だからといって、「何も楽しくない」という一人の症状を、ドーパミン受容体の数だけで説明することはできない。飲酒、ギャンブル、摂食の問題を、すべて同じ変化として扱うことにも無理がある。
好きだったことができなくなる背景には、寝不足や疲れ、孤独、気分の病気などが重なる場合もある。数週間待てば必ず戻るという期限を置くより、いつから何がつらいのかを見ていきたい。
自分の性格だと思っていたこと
過食嘔吐をやめて87日目の人は、以前の自分について、怠け者で一発逆転ばかり狙うタイプだと思っていた、と振り返っていた。食事が変わってから、疲れや焦りが行動に影響していたのではないかと考え直している。
以前できなかったことを、すぐに性格のせいにしなくてもよい。日常のどこに時間や気力を使っていたかが変わると、自分への見方も変わることがある。

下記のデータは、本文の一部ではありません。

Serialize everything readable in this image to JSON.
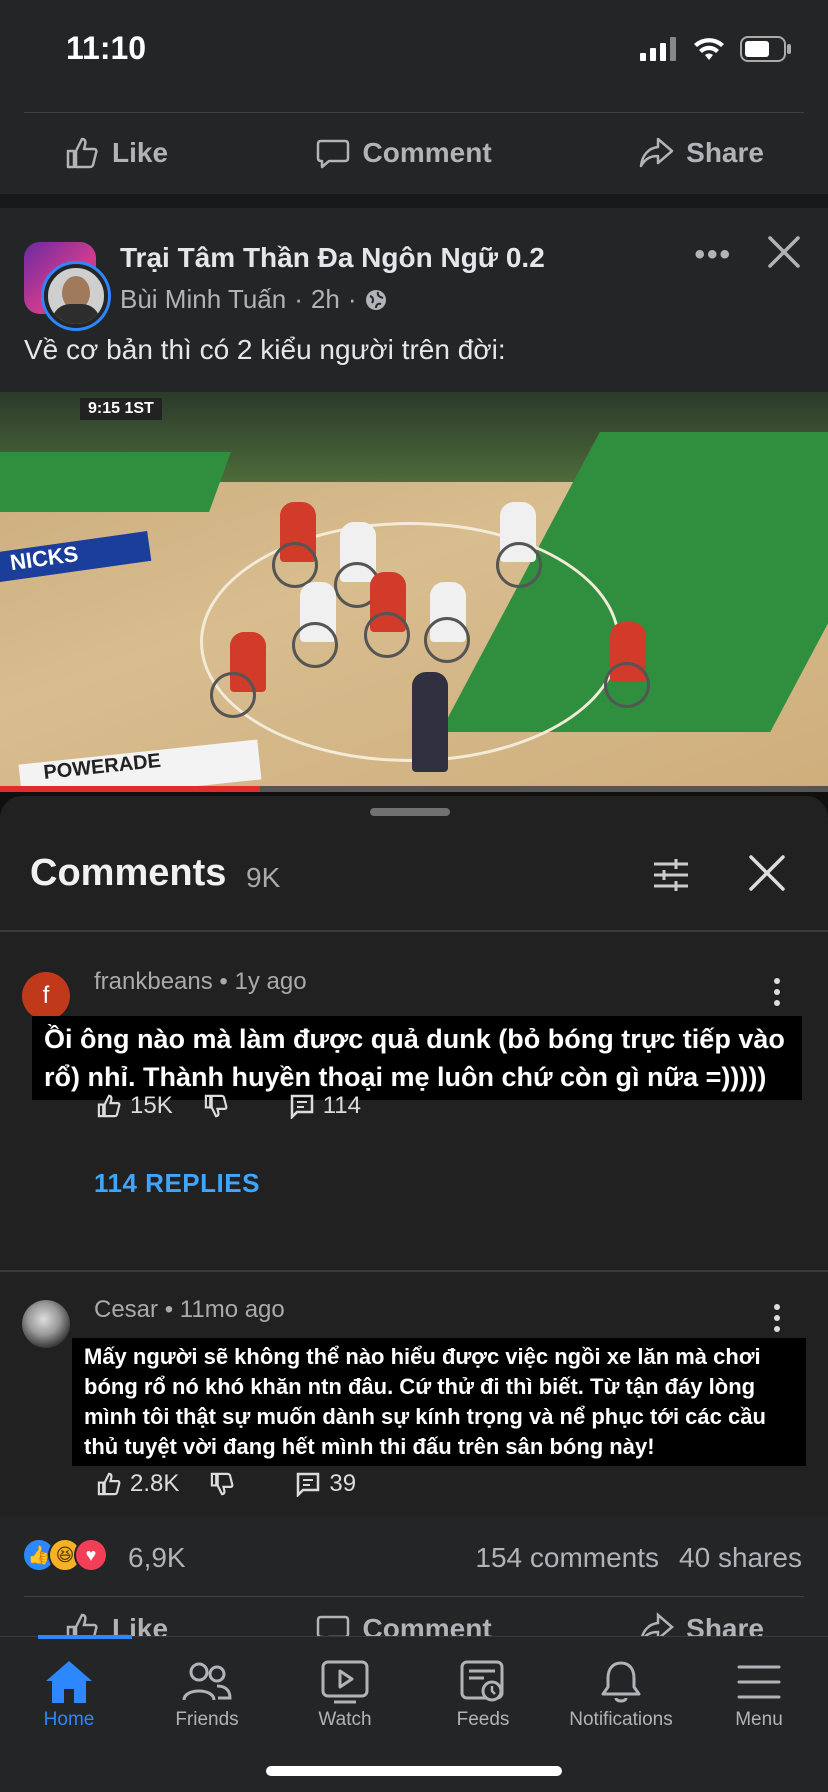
{
  "status_bar": {
    "time": "11:10"
  },
  "post_actions": {
    "like": "Like",
    "comment": "Comment",
    "share": "Share"
  },
  "post": {
    "group_name": "Trại Tâm Thần Đa Ngôn Ngữ 0.2",
    "author": "Bùi Minh Tuấn",
    "time": "2h",
    "separator": "·",
    "text": "Về cơ bản thì có 2 kiểu người trên đời:"
  },
  "video": {
    "scoreboard": "9:15  1ST",
    "left_sign": "NICKS",
    "bottom_sign": "POWERADE"
  },
  "comments_sheet": {
    "title": "Comments",
    "count": "9K",
    "comments": [
      {
        "author": "frankbeans",
        "time": "1y ago",
        "avatar_letter": "f",
        "text": "Ồi ông nào mà làm được quả dunk (bỏ bóng trực tiếp vào rổ) nhỉ. Thành huyền thoại mẹ luôn chứ còn gì nữa =)))))",
        "likes": "15K",
        "replies_count": "114",
        "replies_link": "114 REPLIES"
      },
      {
        "author": "Cesar",
        "time": "11mo ago",
        "text": "Mấy người sẽ không thể nào hiểu được việc ngồi xe lăn mà chơi bóng rổ nó khó khăn ntn đâu. Cứ thử đi thì biết. Từ tận đáy lòng mình tôi thật sự muốn dành sự kính trọng và nể phục tới các cầu thủ tuyệt vời đang hết mình thi đấu trên sân bóng này!",
        "likes": "2.8K",
        "replies_count": "39"
      }
    ]
  },
  "reactions": {
    "count": "6,9K",
    "comments": "154 comments",
    "shares": "40 shares"
  },
  "tabs": [
    {
      "label": "Home",
      "icon": "home-icon"
    },
    {
      "label": "Friends",
      "icon": "friends-icon"
    },
    {
      "label": "Watch",
      "icon": "watch-icon"
    },
    {
      "label": "Feeds",
      "icon": "feeds-icon"
    },
    {
      "label": "Notifications",
      "icon": "bell-icon"
    },
    {
      "label": "Menu",
      "icon": "menu-icon"
    }
  ],
  "colors": {
    "background": "#242526",
    "accent": "#2d88ff",
    "link": "#3ea6ff",
    "like_reaction": "#2d88ff",
    "haha_reaction": "#f7b125",
    "love_reaction": "#f33e58"
  }
}
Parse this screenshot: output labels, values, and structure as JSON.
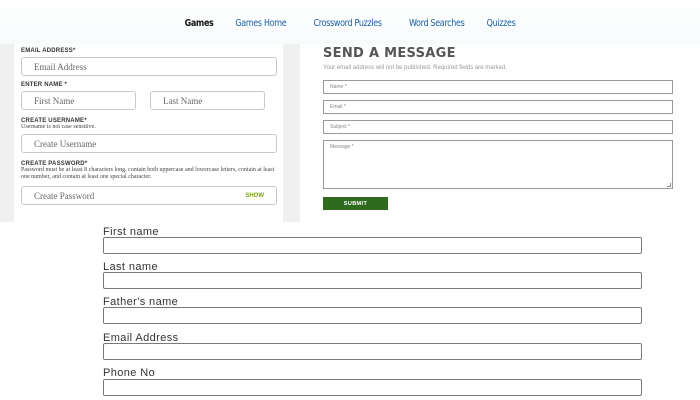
{
  "nav": {
    "items": [
      {
        "label": "Games",
        "active": true
      },
      {
        "label": "Games Home",
        "active": false
      },
      {
        "label": "Crossword Puzzles",
        "active": false
      },
      {
        "label": "Word Searches",
        "active": false
      },
      {
        "label": "Quizzes",
        "active": false
      }
    ]
  },
  "signup": {
    "email_label": "EMAIL ADDRESS*",
    "email_placeholder": "Email Address",
    "name_label": "ENTER NAME *",
    "first_placeholder": "First Name",
    "last_placeholder": "Last Name",
    "username_label": "CREATE USERNAME*",
    "username_note": "Username is not case sensitive.",
    "username_placeholder": "Create Username",
    "password_label": "CREATE PASSWORD*",
    "password_note": "Password must be at least 8 characters long, contain both uppercase and lowercase letters, contain at least one number, and contain at least one special character.",
    "password_placeholder": "Create Password",
    "show_label": "SHOW",
    "show_color": "#7aa21d"
  },
  "contact": {
    "title": "SEND A MESSAGE",
    "note": "Your email address will not be published. Required fields are marked.",
    "name_placeholder": "Name *",
    "email_placeholder": "Email *",
    "subject_placeholder": "Subject *",
    "message_placeholder": "Message *",
    "submit_label": "SUBMIT",
    "submit_color": "#2e6b1e"
  },
  "bottom_form": {
    "fields": [
      {
        "label": "First name"
      },
      {
        "label": "Last name"
      },
      {
        "label": "Father's name"
      },
      {
        "label": "Email Address"
      },
      {
        "label": "Phone No"
      }
    ]
  }
}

一方で、「食事を整えれば性格も戻る」といった話ではない。摂食の問題で困っている場合は、症状や栄養状態も含めて専門家と相談する必要がある。
楽しまなければ、と焦らないために
やめた時間を有意義に使おうと、予定を増やしすぎると疲れてしまう。まず、食事や休息の時間を確保し、そのうえで負担の少ないことを試してみる。散歩が退屈なら、今日は買い物だけでもよい。
記録するときも、「楽しかったか」だけを採点しなくてよい。外に出られた、少し食べられた、誰かと話せた。そういう出来事を残しておくと、調子の違う日に読み返せる。
何も楽しめない状態が続いたり、食事や仕事に支障が出たりしているときは、それ自体を相談してほしい。刺激を全部減らしてひたすら待つことが、回復を早めると決まっているわけではない。
59日目の別の記録には、「ハイテンションじゃなく、落ち着いていて、なんとなく幸せ」とあった。桃を買った人と同じ経験ではないが、こうした感覚も、日々の記録に残っている。